Can’t pretend I know an awful lot about art. Would like to and all that… but such is life. In any case, there is one painting that I keep on thinking about. In fact: looking at. It’s definitely by Edward Hopper and I think it’s called Rooms by the Sea. Here –
Boy, I really wish I could find something halfway articulate to say about it (sure would be useful in a blog, too, wouldn’t it?) Thing is, though, it’s got me in a kind of voodoo death grip. Or something.
I love this painting. I can’t look away from it. And I wish, more than anything, I could be sitting on that couch in the background – or even just right on the floor, in that sumptuous pool of light. Stare out at the sea for hours on end. The dead straight horizon that keeps it from the sky.
It would be perfectly relaxing. Above time. And a long, long way from commuter trains and the frigid winter, and the latest merry-go-round at work. From the constant, unending demands of being an adult paying bills. (Money’s far from tight – but why must we carve out so much time for its steady accumulation?)

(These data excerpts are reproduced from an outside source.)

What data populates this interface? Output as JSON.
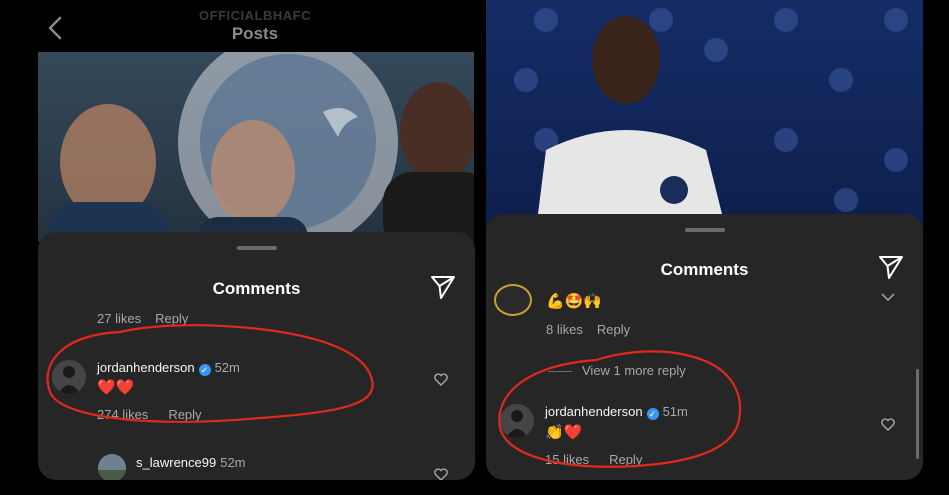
{
  "left": {
    "header": {
      "account": "OFFICIALBHAFC",
      "title": "Posts"
    },
    "sheet": {
      "title": "Comments",
      "prev_comment": {
        "likes": "27 likes",
        "reply": "Reply"
      },
      "highlight_comment": {
        "username": "jordanhenderson",
        "time": "52m",
        "text": "❤️❤️",
        "likes": "274 likes",
        "reply": "Reply"
      },
      "next_comment": {
        "username": "s_lawrence99",
        "time": "52m"
      }
    }
  },
  "right": {
    "sheet": {
      "title": "Comments",
      "prev_comment": {
        "text": "💪🤩🙌",
        "likes": "8 likes",
        "reply": "Reply"
      },
      "view_more": "View 1 more reply",
      "highlight_comment": {
        "username": "jordanhenderson",
        "time": "51m",
        "text": "👏❤️",
        "likes": "15 likes",
        "reply": "Reply"
      }
    }
  },
  "colors": {
    "sheet_bg": "#262626",
    "annotation": "#e0281e",
    "verified": "#3897f0"
  }
}
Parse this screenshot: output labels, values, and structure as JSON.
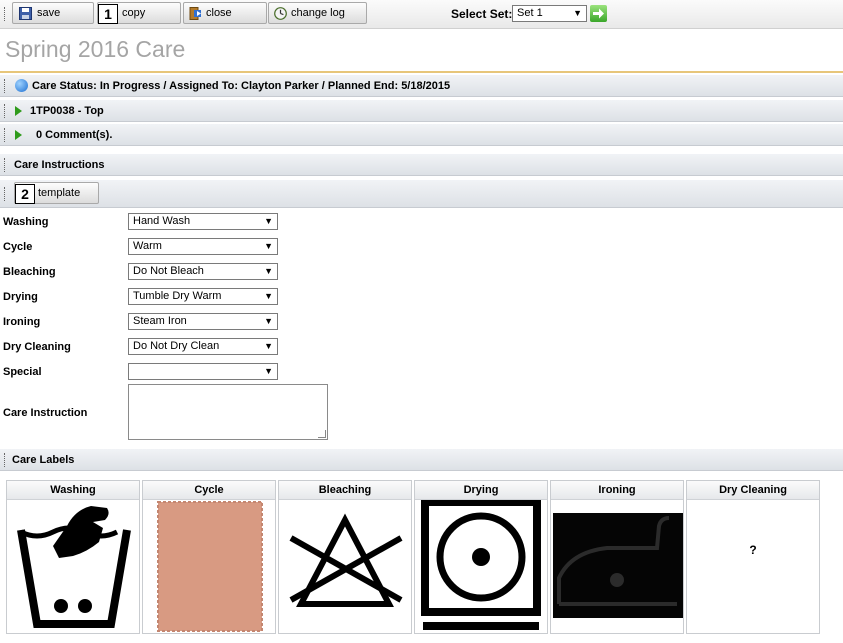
{
  "toolbar": {
    "save_label": "save",
    "copy_number": "1",
    "copy_label": "copy",
    "close_label": "close",
    "change_log_label": "change log",
    "select_set_label": "Select Set:",
    "select_set_value": "Set 1"
  },
  "page": {
    "title": "Spring 2016 Care"
  },
  "sections": {
    "care_status": "Care  Status: In Progress / Assigned To: Clayton Parker / Planned End: 5/18/2015",
    "item": "1TP0038 - Top",
    "comments": "0 Comment(s).",
    "care_instructions": "Care Instructions",
    "template_number": "2",
    "template_label": "template",
    "care_labels": "Care Labels"
  },
  "form": {
    "fields": [
      {
        "label": "Washing",
        "value": "Hand Wash"
      },
      {
        "label": "Cycle",
        "value": "Warm"
      },
      {
        "label": "Bleaching",
        "value": "Do Not Bleach"
      },
      {
        "label": "Drying",
        "value": "Tumble Dry Warm"
      },
      {
        "label": "Ironing",
        "value": "Steam Iron"
      },
      {
        "label": "Dry Cleaning",
        "value": "Do Not Dry Clean"
      },
      {
        "label": "Special",
        "value": ""
      }
    ],
    "care_instruction_label": "Care Instruction",
    "care_instruction_value": ""
  },
  "care_labels": [
    {
      "title": "Washing",
      "icon": "hand-wash-icon"
    },
    {
      "title": "Cycle",
      "icon": "warm-cycle-swatch"
    },
    {
      "title": "Bleaching",
      "icon": "do-not-bleach-icon"
    },
    {
      "title": "Drying",
      "icon": "tumble-dry-icon"
    },
    {
      "title": "Ironing",
      "icon": "steam-iron-icon"
    },
    {
      "title": "Dry Cleaning",
      "icon": "unknown",
      "placeholder": "?"
    }
  ],
  "colors": {
    "title_gray": "#a5a5a5",
    "title_rule": "#e7c67a",
    "expand_green": "#2f9b1c",
    "swatch": "#d89a82"
  }
}
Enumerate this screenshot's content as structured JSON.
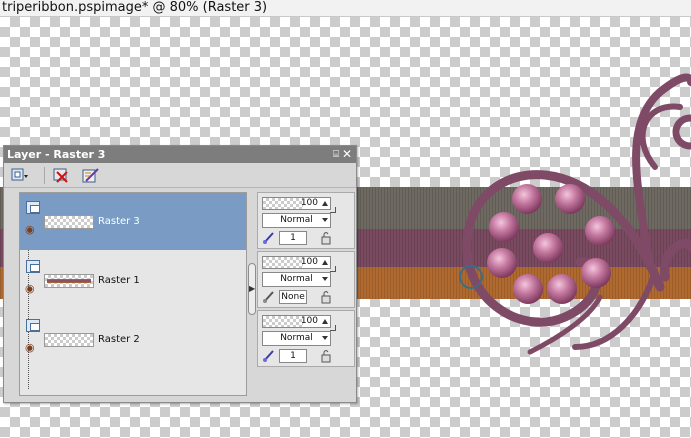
{
  "window": {
    "title": "triperibbon.pspimage* @  80% (Raster 3)"
  },
  "palette": {
    "title": "Layer - Raster 3",
    "pin_glyph": "⌸",
    "close_glyph": "✕",
    "toolbar": [
      {
        "icon": "new-layer-icon"
      },
      {
        "icon": "delete-layer-icon"
      },
      {
        "icon": "layer-properties-icon"
      }
    ],
    "layers": [
      {
        "name": "Raster 3",
        "selected": true,
        "opacity": "100",
        "blend": "Normal",
        "edge": "1"
      },
      {
        "name": "Raster 1",
        "selected": false,
        "opacity": "100",
        "blend": "Normal",
        "edge": "None"
      },
      {
        "name": "Raster 2",
        "selected": false,
        "opacity": "100",
        "blend": "Normal",
        "edge": "1"
      }
    ],
    "splitter_glyph": "▶"
  },
  "colors": {
    "ribbon_gray": "#6e6a62",
    "ribbon_plum": "#7a4a60",
    "ribbon_orange": "#b06a30",
    "swirl_plum": "#7e4a66",
    "bead_pink": "#c77ba2",
    "selection_blue": "#7a9cc4"
  }
}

These last few months, I’ve always been running on empty… Parenthood is an extraordinary pleasure – but it also forces you to realize, if it were ever in doubt, that we spend a crazy amount of our lives saying to our families, see you later.
In my head, this painting is that later. I can’t wait for it. I don’t want to wait for it. But I do. Just like all of us, I’m guessing. Waiting, waiting, waiting for a pool of sunlight by the sea, in which, at last, we can leave alone those many things that keep us from ourselves, think on it all, and relax.